The Transgender Legal Defense and Education Fund, which filed a federal lawsuit against the South Carolina DMV in September 2014 for violating the teenager’s constitutional free speech rights and for sex discrimination, told Al Jazeera that the settlement was the first of its kind in the country.

“This is a terrific victory for transgender rights and for the principle that transgender people, like all Americans, deserve the freedom to be who they are and look like who they are without government restrictions and interference,” said TLDEF executive director Michael Silverman.

The plaintiff, Chase Culpepper, a transgender woman, was 16 years old when she visited the Anderson, South Carolina DMV in March 2014. She regularly wore makeup and dresses, though at the time, she considered herself to be gender-nonconforming and still used male pronouns.
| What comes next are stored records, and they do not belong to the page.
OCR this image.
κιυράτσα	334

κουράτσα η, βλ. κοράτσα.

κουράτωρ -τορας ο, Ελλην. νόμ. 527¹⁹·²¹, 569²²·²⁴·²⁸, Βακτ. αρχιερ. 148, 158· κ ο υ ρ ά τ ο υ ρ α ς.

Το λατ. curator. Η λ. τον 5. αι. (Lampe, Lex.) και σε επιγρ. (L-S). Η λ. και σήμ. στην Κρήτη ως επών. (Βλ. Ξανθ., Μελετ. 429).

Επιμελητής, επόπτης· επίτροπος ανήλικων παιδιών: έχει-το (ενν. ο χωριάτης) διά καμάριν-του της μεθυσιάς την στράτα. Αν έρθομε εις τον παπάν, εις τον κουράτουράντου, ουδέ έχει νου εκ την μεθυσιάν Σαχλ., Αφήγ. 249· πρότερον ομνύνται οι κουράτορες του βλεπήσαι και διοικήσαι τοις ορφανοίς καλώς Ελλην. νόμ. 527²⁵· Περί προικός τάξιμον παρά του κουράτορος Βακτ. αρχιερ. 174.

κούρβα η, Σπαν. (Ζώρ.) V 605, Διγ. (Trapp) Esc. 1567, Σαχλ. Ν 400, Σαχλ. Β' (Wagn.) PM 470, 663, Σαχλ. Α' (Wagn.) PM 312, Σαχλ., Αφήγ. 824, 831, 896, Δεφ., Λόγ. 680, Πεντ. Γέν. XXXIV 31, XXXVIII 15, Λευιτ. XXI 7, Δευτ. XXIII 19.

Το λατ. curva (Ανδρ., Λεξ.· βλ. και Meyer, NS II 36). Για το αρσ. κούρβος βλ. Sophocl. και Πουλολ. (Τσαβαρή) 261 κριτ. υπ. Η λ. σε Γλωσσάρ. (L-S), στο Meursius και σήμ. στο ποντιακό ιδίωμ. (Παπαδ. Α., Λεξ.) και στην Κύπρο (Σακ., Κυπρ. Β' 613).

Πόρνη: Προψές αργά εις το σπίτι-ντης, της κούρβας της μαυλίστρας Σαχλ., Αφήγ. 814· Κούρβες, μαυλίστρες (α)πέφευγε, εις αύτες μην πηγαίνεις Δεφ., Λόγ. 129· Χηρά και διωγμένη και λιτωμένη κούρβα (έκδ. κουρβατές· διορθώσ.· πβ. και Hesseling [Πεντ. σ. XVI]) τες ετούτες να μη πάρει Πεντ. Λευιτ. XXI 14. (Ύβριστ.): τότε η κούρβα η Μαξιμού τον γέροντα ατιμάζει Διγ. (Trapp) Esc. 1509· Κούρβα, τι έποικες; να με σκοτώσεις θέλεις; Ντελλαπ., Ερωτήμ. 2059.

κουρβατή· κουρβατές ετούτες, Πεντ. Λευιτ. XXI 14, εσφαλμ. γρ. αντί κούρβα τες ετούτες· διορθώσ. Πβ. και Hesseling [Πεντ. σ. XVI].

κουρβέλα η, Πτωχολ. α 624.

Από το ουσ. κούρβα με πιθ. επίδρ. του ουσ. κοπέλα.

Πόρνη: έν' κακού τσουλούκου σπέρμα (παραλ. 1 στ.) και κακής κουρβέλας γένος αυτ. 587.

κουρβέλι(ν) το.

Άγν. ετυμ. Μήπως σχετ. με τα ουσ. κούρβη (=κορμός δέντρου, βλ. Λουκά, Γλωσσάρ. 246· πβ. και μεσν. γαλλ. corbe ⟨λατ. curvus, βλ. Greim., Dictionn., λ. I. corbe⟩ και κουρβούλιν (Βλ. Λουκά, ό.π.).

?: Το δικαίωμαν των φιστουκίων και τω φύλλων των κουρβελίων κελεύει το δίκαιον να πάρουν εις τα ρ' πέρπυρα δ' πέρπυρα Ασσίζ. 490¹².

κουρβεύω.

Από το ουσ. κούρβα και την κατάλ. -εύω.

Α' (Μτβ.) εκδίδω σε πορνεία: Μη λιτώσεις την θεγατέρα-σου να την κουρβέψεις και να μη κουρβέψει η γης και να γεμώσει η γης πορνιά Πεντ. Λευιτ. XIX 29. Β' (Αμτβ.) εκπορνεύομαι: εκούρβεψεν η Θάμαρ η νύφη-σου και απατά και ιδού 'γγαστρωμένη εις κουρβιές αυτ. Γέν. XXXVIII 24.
She now identifies as transgender.

When Culpepper applied for her first driver’s license and passed the tests, the DMV employees refused to take her photograph, telling her she had to “go home” and “take off the makeup,” according to court documents (PDF).

Within earshot of the busy DMV lobby, a supervisor said that the teen needed to appear in the driver’s license photograph the same way she would if she were pulled over by a police officer, the court documents say. Culpepper’s mother, Teresa, explained that since her child wore makeup every day, she would be wearing it when stopped by police. Teresa also asked the DMV supervisor whether other female applicants had to remove their makeup or if applicants wearing hair extensions or toupees had to take them off for their driver’s license photos.
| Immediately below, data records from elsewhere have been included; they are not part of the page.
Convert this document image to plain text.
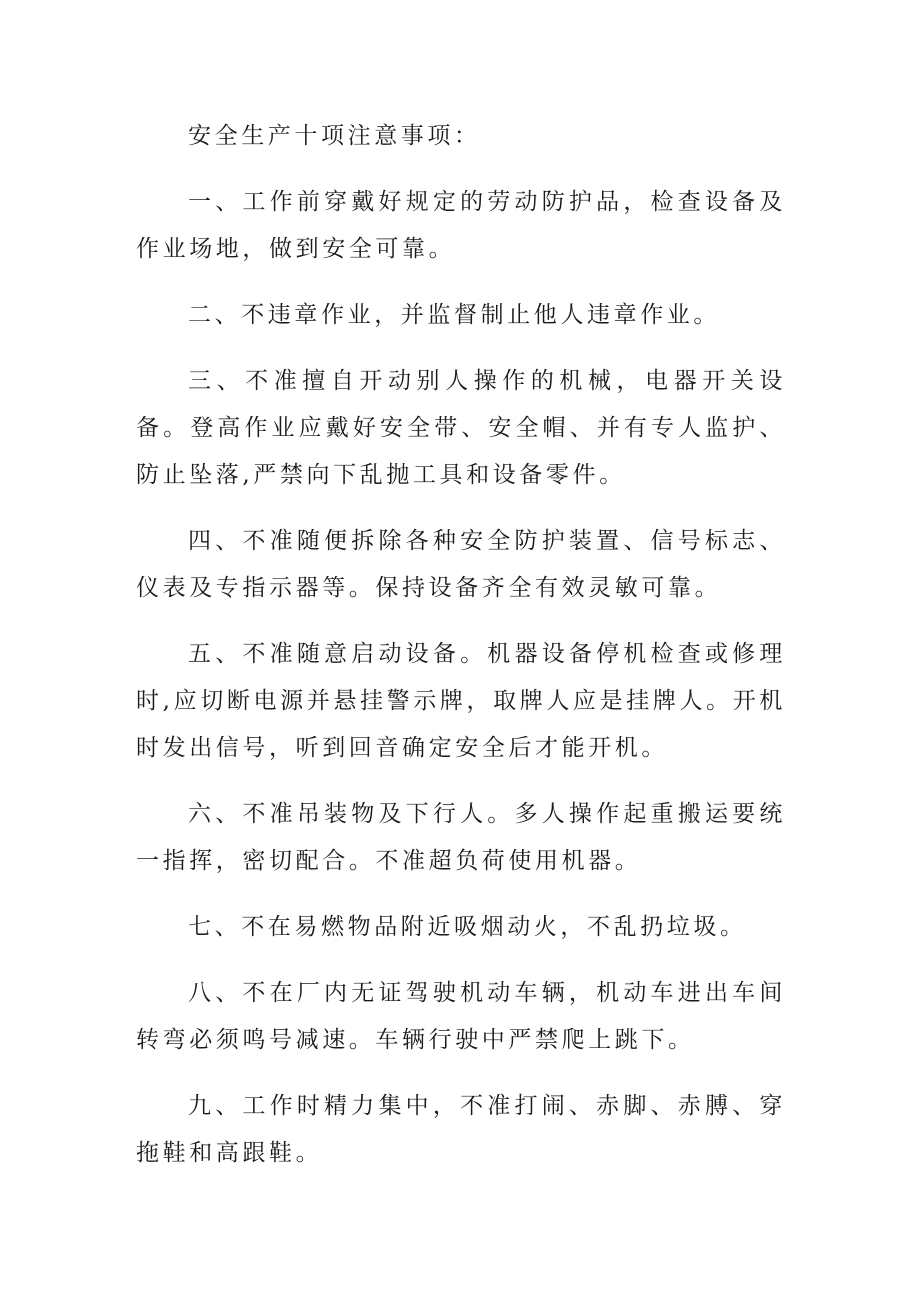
安全生产十项注意事项：

一、工作前穿戴好规定的劳动防护品，检查设备及作业场地，做到安全可靠。

二、不违章作业，并监督制止他人违章作业。

三、不准擅自开动别人操作的机械，电器开关设备。登高作业应戴好安全带、安全帽、并有专人监护、防止坠落,严禁向下乱抛工具和设备零件。

四、不准随便拆除各种安全防护装置、信号标志、仪表及专指示器等。保持设备齐全有效灵敏可靠。

五、不准随意启动设备。机器设备停机检查或修理时,应切断电源并悬挂警示牌，取牌人应是挂牌人。开机时发出信号，听到回音确定安全后才能开机。

六、不准吊装物及下行人。多人操作起重搬运要统一指挥，密切配合。不准超负荷使用机器。

七、不在易燃物品附近吸烟动火，不乱扔垃圾。

八、不在厂内无证驾驶机动车辆，机动车进出车间转弯必须鸣号减速。车辆行驶中严禁爬上跳下。

九、工作时精力集中，不准打闹、赤脚、赤膊、穿拖鞋和高跟鞋。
But the supervisor didn’t answer the questions, insisting that since Culpepper’s license specified her sex as male, “he needed to look male in his driver’s license photograph,” according to court papers.
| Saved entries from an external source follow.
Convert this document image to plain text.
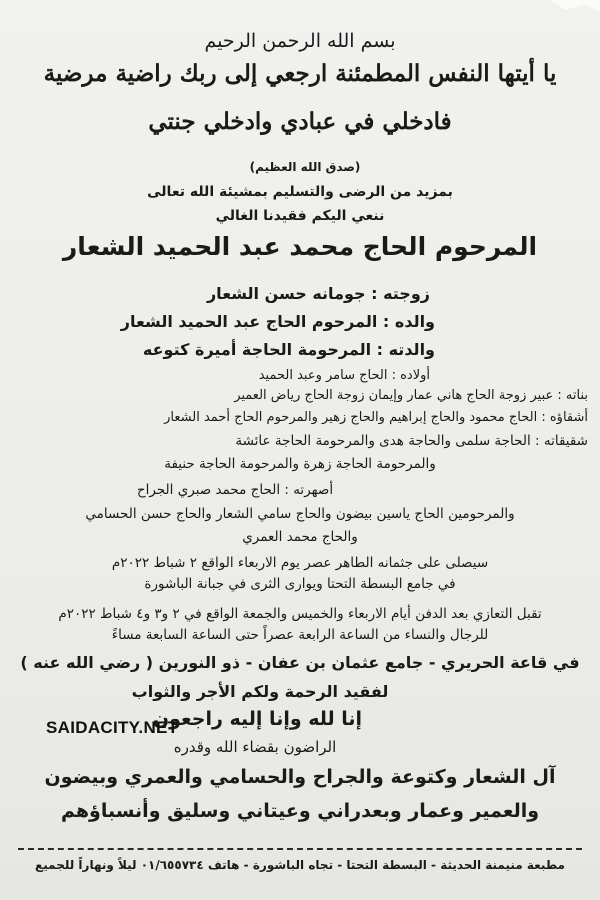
بسم الله الرحمن الرحيم

يا أيتها النفس المطمئنة ارجعي إلى ربك راضية مرضية

فادخلي في عبادي وادخلي جنتي

(صدق الله العظيم)

بمزيد من الرضى والتسليم بمشيئة الله تعالى

ننعي اليكم فقيدنا الغالي

المرحوم الحاج محمد عبد الحميد الشعار

زوجته : جومانه حسن الشعار

والده : المرحوم الحاج عبد الحميد الشعار

والدته : المرحومة الحاجة أميرة كتوعه

أولاده : الحاج سامر وعبد الحميد

بناته : عبير زوجة الحاج هاني عمار وإيمان زوجة الحاج رياض العمير

أشقاؤه : الحاج محمود والحاج إبراهيم والحاج زهير والمرحوم الحاج أحمد الشعار

شقيقاته : الحاجة سلمى والحاجة هدى والمرحومة الحاجة عائشة

والمرحومة الحاجة زهرة والمرحومة الحاجة حنيفة

أصهرته : الحاج محمد صبري الجراح

والمرحومين الحاج ياسين بيضون والحاج سامي الشعار والحاج حسن الحسامي

والحاج محمد العمري

سيصلى على جثمانه الطاهر عصر يوم الاربعاء الواقع ٢ شباط ٢٠٢٢م

في جامع البسطة التحتا ويوارى الثرى في جبانة الباشورة

تقبل التعازي بعد الدفن أيام الاربعاء والخميس والجمعة الواقع في ٢ و٣ و٤ شباط ٢٠٢٢م

للرجال والنساء من الساعة الرابعة عصراً حتى الساعة السابعة مساءً

في قاعة الحريري - جامع عثمان بن عفان - ذو النورين ( رضي الله عنه )

لفقيد الرحمة ولكم الأجر والثواب

إنا لله وإنا إليه راجعون

الراضون بقضاء الله وقدره

آل الشعار وكتوعة والجراح والحسامي والعمري وبيضون

والعمير وعمار وبعدراني وعيتاني وسليق وأنسباؤهم

مطبعة منيمنة الحديثة - البسطة التحتا - تجاه الباشورة - هاتف ٠١/٦٥٥٧٣٤ ليلاً ونهاراً للجميع

SAIDACITY.NET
The lawsuit alleges that when Culpepper went to the DMV restroom to try to wash off the makeup, the supervisor “loudly” told her that she “had not removed enough makeup.” Culpepper said she was “publicly humiliated.”

Culpepper returned to the restroom to try to wash off more of the makeup and was then allowed to take the photo. During the entire interaction between Culpepper, her mother and the supervisor, which took between 45 minutes and an hour, “members of the public in the Anderson DMV lobby laughed and snickered at” the teenager, according to court documents.

The South Carolina DMV reached a settlement with TLDEF and the Culpeppers, allowing Chase Culpepper to return and take a new driver’s license photo while wearing her makeup. The state’s DMV also now explicitly allows applicants to look the way they appear regularly, even if they do not conform to gender norms considered “typical” by the DMV. The DMV will also train its employees on how to properly handle transgender and gender nonconforming applicants.

“I am thrilled with the outcome of my lawsuit,” Culpepper said Wednesday in a statement. “My clothing and makeup reflect who I am. From day one, all I wanted was to get a driver’s license that looks like me. Now I will be able to do that. It was hurtful to be singled out for being transgender and made to feel that somehow I wasn’t good enough. With this settlement, the DMV can no longer force transgender people to look like someone they’re not.”

TLDEF told Al Jazeera that Culpepper’s wasn’t the first complaint it had received regarding transgender driver’s license applicants being asked to conform to traditional gender norms by the DMV, though it was the first resulting in a lawsuit and settlement. Three transgender women at three separate DMVs in West Virginia have also run into this problem, Silverman said.

“Many DMVs, through explicit regulations or unwritten policies, impose restrictions upon transgender people,” he said, adding that these policies violate free speech laws and constitute illegal sex discrimination. “That said, there are many unchallenged laws and regulations and practices that exist, and until someone like Chase stands up to say, ‘I don’t deserve to be treated that way,’ they go untested or unchallenged.”